しかし、みーちゃんの進行方向にあるもの、それを認識した瞬間、僕は少し嫌な予感に囚われる。
小川だ。
一心不乱に蝶を追う彼女には、きっと行く先に目を向ける暇などありはしない。これはまずいのではないだろうか。
幼年の人の子が入ってせいぜいひざが浸るほどの嵩であるとはいえ、みーちゃんのような小動物にとっては深いだろう。
いや、まさかこのまま蝶を追って水に落ちてしまうことなんて……ないだろうとは思うものの、相手は子猫だ。猫の生態など知りはしないが、野生の勘だ、危機管理能力だ、などというものがみーちゃんに備わっているとは到底思えない。もし落ちてしまったとして、あんなに小さな生物が水の中を自由自在に泳ぐことが可能なのだろうか。

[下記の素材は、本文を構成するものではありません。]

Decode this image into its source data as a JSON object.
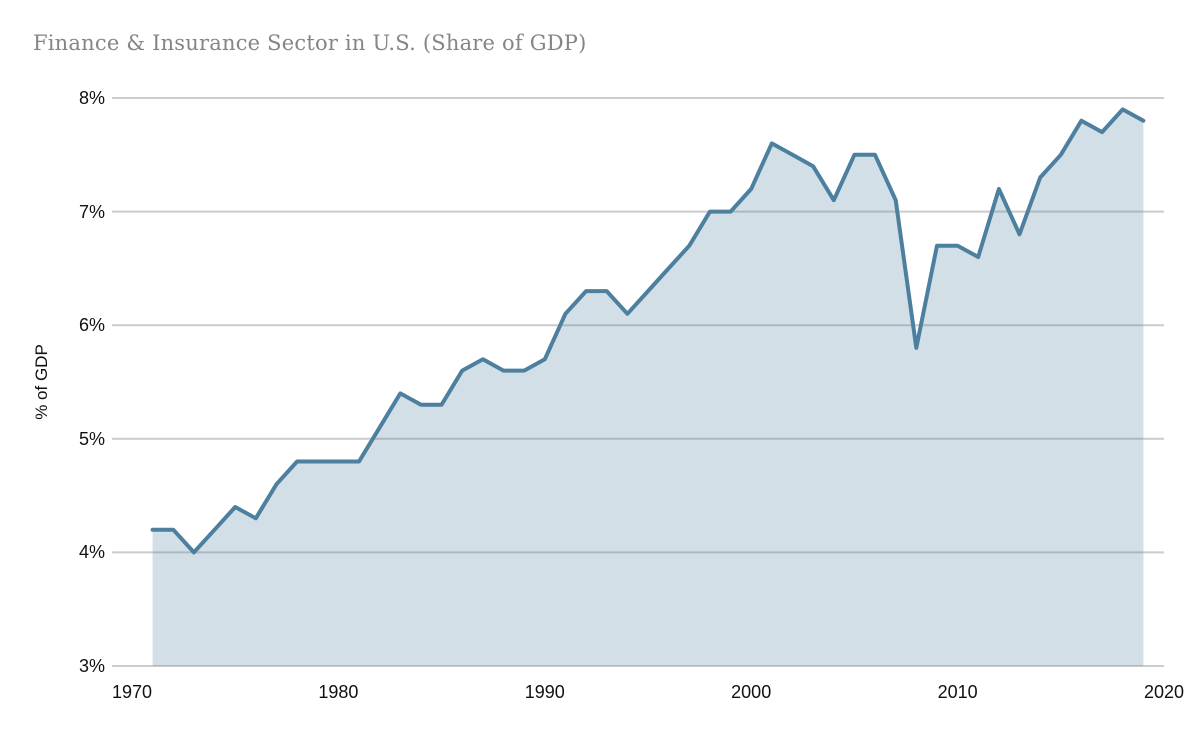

僕が考えている間にも、みーちゃんの小さな体はまるで引き寄せられるかのように小川へと近づいて行く。
誰かを呼ばなければならない、そう思ったが、僕の足は、声は――。
「おい、御堂。そんなとこで何やってんだよ」
背後から声をかけられ、彼――御堂の意識は記憶の底から浮上した。
重たい瞼を開けると、先程と変わらず手の中に身を預けるみつこの姿があった。が、大きく澄んだ瞳だけは、彼を、御堂の内側を見定めるかように光って見えた。
「そうか……君は」
みつこは御堂の言葉に呼応するかのように瞬きを一つして体をしなやかにくねらせた。するりと彼の手から抜け出すと、背を向けて歩きだす。
「お。みーちゃんじゃん。って行っちまったし」
そう言って、屈んだまま振り返りもしない御堂の隣までやって来た青年は、早朝のランニングで汗ばんだ額を拭い、もうじき角を曲がり見えなくなるみつこの背中に口をすぼめた。
「なあ、紬」
「ん?」
名を呼ばれ何の気なしにそちらを見返した青年――紬は、見に纏う雰囲気を変えた。焦燥とも悲哀ともいえる何か不思議な色を浮かべた瞳がそこにあったからだ。
「……いや。なんでもない」
「なんだよ。言えよ」
「いい」
「良くねぇよ。言え」
「…………」
「…………」
ふわりと朝の風が沈黙の中見つめ合う二人の頬を撫で、過ぎていった。
「……帰る」
先に目を逸らしたのはどちらだったか。
踵を返し先にその場を離れたのは紬の方だ。
取り残された御堂は、黒猫が見えなくなった方向を見つめ、ため息を落とした。
あいつが何を言おうとしているのかを、俺は知っているような気がした。
いつものように悪態をついてみせれば良かっただろうか。何湿気た面してんだ、と背中でも叩いてやれば良かったか。
「あほ御堂」
呟いてみた精一杯のあいつへの悪口は、目覚めたばかりの静かな街中に吸収されてどこかへ消えた。
どこかから漂ってきたコーヒーの香ばしい香りが鼻をくすぐった。
数年ぶりに投稿しました。
久しぶりの御堂と紬に懐かしさを覚えつつ、過去書いたものを読み返しながら自分の作品を自分で復習しました。忘れていることがたくさんありすぎて、でも読めば彼らが帰ってきたような感覚が。
また細々と書いていきたいと思います。